作者: stone_zhu | 来源:发表于2019-07-02 21:35 被阅读0次

    上一篇已经将 Application 注册到了 master 上了,在 master 收到注册消息后会进行一系列操作,最后调用 schedule 方法。

    这个 schedule 方法会去做两件事,一件事是给等待调度的 driver 分配资源,另一件事是给等待调度的 application 去分配资源启动 Executor。

    给 application 分配资源启动 Executor 的代码最终会调用一个方法:launchExecutor(是 Master 中的代码)。

    在 lauchExecutor 方法中会先向 worker 发送 lauchExecutor 消息,然后会向 driver 发送 executor 已经启动的消息。

    private def launchExecutor(worker: WorkerInfo, exec: ExecutorDesc): Unit = {
        logInfo("Launching executor " + exec.fullId + " on worker " + worker.id)
        worker.addExecutor(exec)
        // 向 worker 发送 LaunchExecutor 消息
        worker.endpoint.send(LaunchExecutor(masterUrl,
          exec.application.id, exec.id, exec.application.desc, exec.cores, exec.memory))
         // 向 driver 发送 ExecutorAdded 的消息
        exec.application.driver.send(
          ExecutorAdded(exec.id, worker.id, worker.hostPort, exec.cores, exec.memory))
      }
    

    下面看 worker 端收到 launchExecutor 消息后是怎么处理的。
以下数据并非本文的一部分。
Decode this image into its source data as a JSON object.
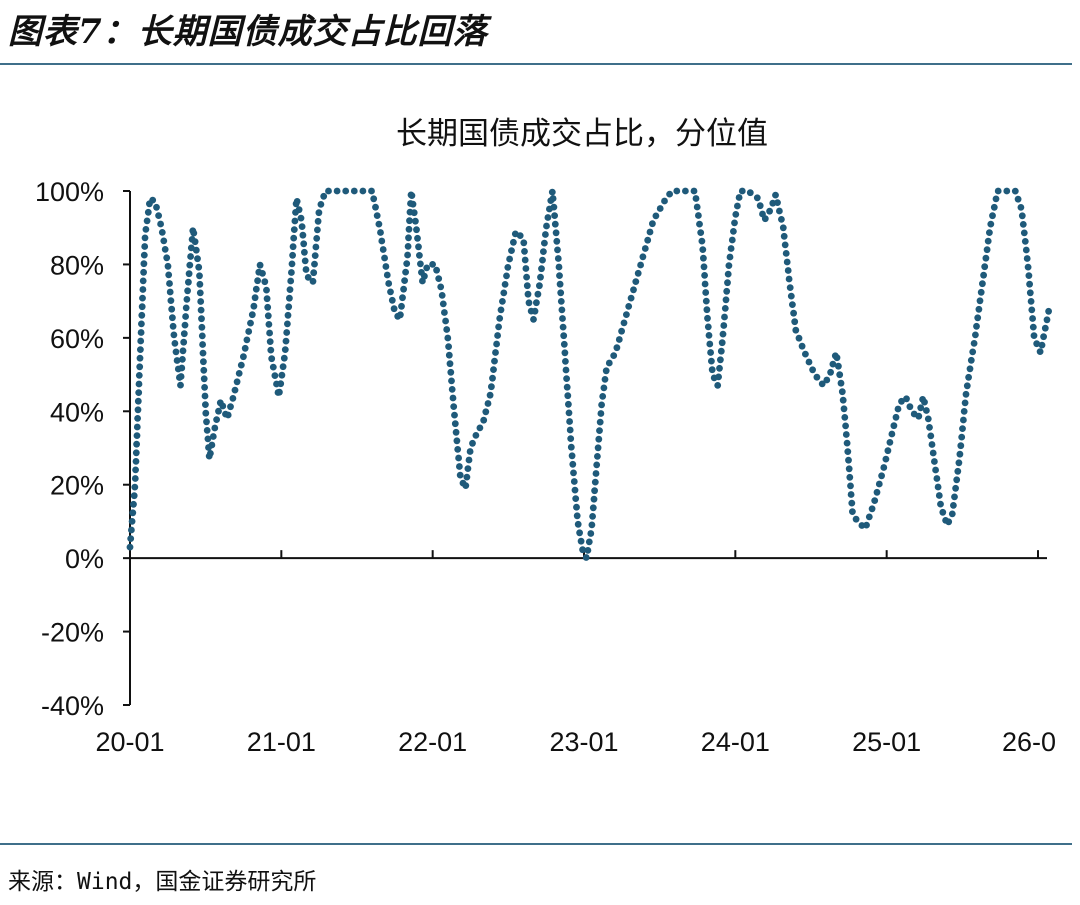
{
  "figure": {
    "title": "图表7：长期国债成交占比回落",
    "source": "来源：Wind，国金证券研究所",
    "rule_color": "#3f6f8a"
  },
  "chart_data": {
    "type": "line",
    "style": "dotted",
    "title": "长期国债成交占比，分位值",
    "xlabel": "",
    "ylabel": "",
    "ylim": [
      -40,
      100
    ],
    "y_ticks": [
      -40,
      -20,
      0,
      20,
      40,
      60,
      80,
      100
    ],
    "y_tick_labels": [
      "-40%",
      "-20%",
      "0%",
      "20%",
      "40%",
      "60%",
      "80%",
      "100%"
    ],
    "x_tick_labels": [
      "20-01",
      "21-01",
      "22-01",
      "23-01",
      "24-01",
      "25-01",
      "26-0"
    ],
    "x_tick_positions": [
      0,
      12,
      24,
      36,
      48,
      60,
      72
    ],
    "x_unit": "months since 20-01",
    "xlim": [
      0,
      73
    ],
    "grid": false,
    "legend": "none",
    "series_color": "#1f5a7a",
    "series": [
      {
        "name": "",
        "points": [
          [
            0,
            3
          ],
          [
            0.4,
            20
          ],
          [
            0.8,
            55
          ],
          [
            1.2,
            88
          ],
          [
            1.6,
            98
          ],
          [
            2.0,
            97
          ],
          [
            2.5,
            90
          ],
          [
            3.0,
            80
          ],
          [
            3.5,
            60
          ],
          [
            4.0,
            47
          ],
          [
            4.5,
            70
          ],
          [
            5.0,
            90
          ],
          [
            5.5,
            78
          ],
          [
            6.0,
            40
          ],
          [
            6.3,
            27
          ],
          [
            6.7,
            35
          ],
          [
            7.2,
            43
          ],
          [
            7.7,
            38
          ],
          [
            8.2,
            44
          ],
          [
            9.0,
            55
          ],
          [
            9.8,
            68
          ],
          [
            10.3,
            80
          ],
          [
            10.8,
            74
          ],
          [
            11.2,
            55
          ],
          [
            11.8,
            44
          ],
          [
            12.3,
            56
          ],
          [
            12.8,
            78
          ],
          [
            13.2,
            98
          ],
          [
            13.6,
            92
          ],
          [
            14.0,
            77
          ],
          [
            14.5,
            75
          ],
          [
            15.0,
            95
          ],
          [
            15.5,
            100
          ],
          [
            16.5,
            100
          ],
          [
            17.5,
            100
          ],
          [
            18.5,
            100
          ],
          [
            19.2,
            100
          ],
          [
            19.8,
            90
          ],
          [
            20.5,
            75
          ],
          [
            21.0,
            67
          ],
          [
            21.4,
            65
          ],
          [
            22.0,
            82
          ],
          [
            22.3,
            100
          ],
          [
            22.7,
            90
          ],
          [
            23.2,
            75
          ],
          [
            23.6,
            80
          ],
          [
            24.2,
            80
          ],
          [
            24.7,
            73
          ],
          [
            25.2,
            60
          ],
          [
            25.7,
            40
          ],
          [
            26.2,
            22
          ],
          [
            26.6,
            19
          ],
          [
            27.0,
            30
          ],
          [
            27.5,
            34
          ],
          [
            28.0,
            37
          ],
          [
            28.6,
            45
          ],
          [
            29.3,
            65
          ],
          [
            30.0,
            80
          ],
          [
            30.6,
            89
          ],
          [
            31.2,
            87
          ],
          [
            31.6,
            70
          ],
          [
            32.0,
            65
          ],
          [
            32.5,
            75
          ],
          [
            33.0,
            90
          ],
          [
            33.5,
            100
          ],
          [
            34.0,
            80
          ],
          [
            34.5,
            55
          ],
          [
            35.0,
            30
          ],
          [
            35.5,
            10
          ],
          [
            35.9,
            2
          ],
          [
            36.2,
            0
          ],
          [
            36.6,
            8
          ],
          [
            37.0,
            25
          ],
          [
            37.4,
            42
          ],
          [
            37.8,
            52
          ],
          [
            38.5,
            56
          ],
          [
            39.5,
            68
          ],
          [
            40.5,
            80
          ],
          [
            41.5,
            92
          ],
          [
            42.5,
            98
          ],
          [
            43.0,
            100
          ],
          [
            44.0,
            100
          ],
          [
            44.8,
            100
          ],
          [
            45.4,
            85
          ],
          [
            45.8,
            65
          ],
          [
            46.2,
            50
          ],
          [
            46.6,
            47
          ],
          [
            47.0,
            60
          ],
          [
            47.5,
            80
          ],
          [
            48.0,
            93
          ],
          [
            48.4,
            100
          ],
          [
            49.0,
            100
          ],
          [
            49.8,
            98
          ],
          [
            50.3,
            92
          ],
          [
            50.8,
            95
          ],
          [
            51.2,
            99
          ],
          [
            51.8,
            90
          ],
          [
            52.3,
            75
          ],
          [
            52.8,
            62
          ],
          [
            53.5,
            56
          ],
          [
            54.3,
            50
          ],
          [
            55.0,
            47
          ],
          [
            55.5,
            50
          ],
          [
            56.0,
            56
          ],
          [
            56.5,
            45
          ],
          [
            56.9,
            30
          ],
          [
            57.3,
            12
          ],
          [
            57.7,
            10
          ],
          [
            58.3,
            8
          ],
          [
            59.0,
            15
          ],
          [
            59.8,
            25
          ],
          [
            60.5,
            35
          ],
          [
            61.0,
            42
          ],
          [
            61.5,
            44
          ],
          [
            62.0,
            40
          ],
          [
            62.5,
            38
          ],
          [
            62.9,
            44
          ],
          [
            63.3,
            38
          ],
          [
            63.8,
            26
          ],
          [
            64.3,
            14
          ],
          [
            64.8,
            9
          ],
          [
            65.2,
            12
          ],
          [
            65.8,
            28
          ],
          [
            66.3,
            45
          ],
          [
            67.0,
            60
          ],
          [
            67.6,
            75
          ],
          [
            68.2,
            90
          ],
          [
            68.8,
            100
          ],
          [
            69.5,
            100
          ],
          [
            70.2,
            100
          ],
          [
            70.7,
            95
          ],
          [
            71.2,
            80
          ],
          [
            71.7,
            60
          ],
          [
            72.2,
            56
          ],
          [
            72.6,
            63
          ],
          [
            73.0,
            70
          ],
          [
            73.4,
            68
          ],
          [
            73.8,
            63
          ],
          [
            74.1,
            55
          ]
        ]
      }
    ]
  }
}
    同样的在 receive 的模式匹配中找到该消息的匹配,可以看到做了这些事情:

    1,先判断发消息的 master 是否是 alive 状态,如果是才会继续执行;

    2,创建 executor 的工作目录和本地临时目录;

    3,将 master 发来的消息封装为 ExecutorRunner 对象,然后调用其 start 方法启动线程;

    4,向 master 发送消息,告诉当前 executor 的状态;

    // 模式匹配,是 LaunchExecutor 消息
    case LaunchExecutor(masterUrl, appId, execId, appDesc, cores_, memory_) =>
            // 如果发送消息的 master 不是 active 的则不执行    
            if (masterUrl != activeMasterUrl) {
            logWarning("Invalid Master (" + masterUrl + ") attempted to launch executor.")
          } else {
            try {
              logInfo("Asked to launch executor %s/%d for %s".format(appId, execId, appDesc.name))
    
              // 创建 executor 的工作目录
              val executorDir = new File(workDir, appId + "/" + execId)
              if (!executorDir.mkdirs()) {
                throw new IOException("Failed to create directory " + executorDir)
              }
    
              // 通过 SPARK_EXECUTOR_DIRS 环境变量配置创建 Executor 的本地目录
              // Worker 会在当前 application 执行结束后删除这个目录
              val appLocalDirs = appDirectories.getOrElse(appId,
                Utils.getOrCreateLocalRootDirs(conf).map { dir =>
                  val appDir = Utils.createDirectory(dir, namePrefix = "executor")
                  Utils.chmod700(appDir)
                  appDir.getAbsolutePath()
                }.toSeq)
              appDirectories(appId) = appLocalDirs
              // 将接收到的 application 中 Executor 的相关信息封装为一个 ExecutorRunner 对象
              val manager = new ExecutorRunner(
                appId,
                execId,
                appDesc.copy(command = Worker.maybeUpdateSSLSettings(appDesc.command, conf)),
                cores_,
                memory_,
                self,
                workerId,
                host,
                webUi.boundPort,
                publicAddress,
                sparkHome,
                executorDir,
                workerUri,
                conf,
                appLocalDirs, ExecutorState.RUNNING)
              executors(appId + "/" + execId) = manager
              // 启动这个线程
              manager.start()
              // 更新 worker 的资源利用情况
              coresUsed += cores_
              memoryUsed += memory_
              // 给 master 回复消息
              sendToMaster(ExecutorStateChanged(appId, execId, manager.state, None, None))
            } catch {
              case e: Exception =>
                logError(s"Failed to launch executor $appId/$execId for ${appDesc.name}.", e)
                if (executors.contains(appId + "/" + execId)) {
                  executors(appId + "/" + execId).kill()
                  executors -= appId + "/" + execId
                }
                sendToMaster(ExecutorStateChanged(appId, execId, ExecutorState.FAILED,
                  Some(e.toString), None))
            }
          }
    

    这里主要看 ExecutorRunner 调用 start 之后做了什么。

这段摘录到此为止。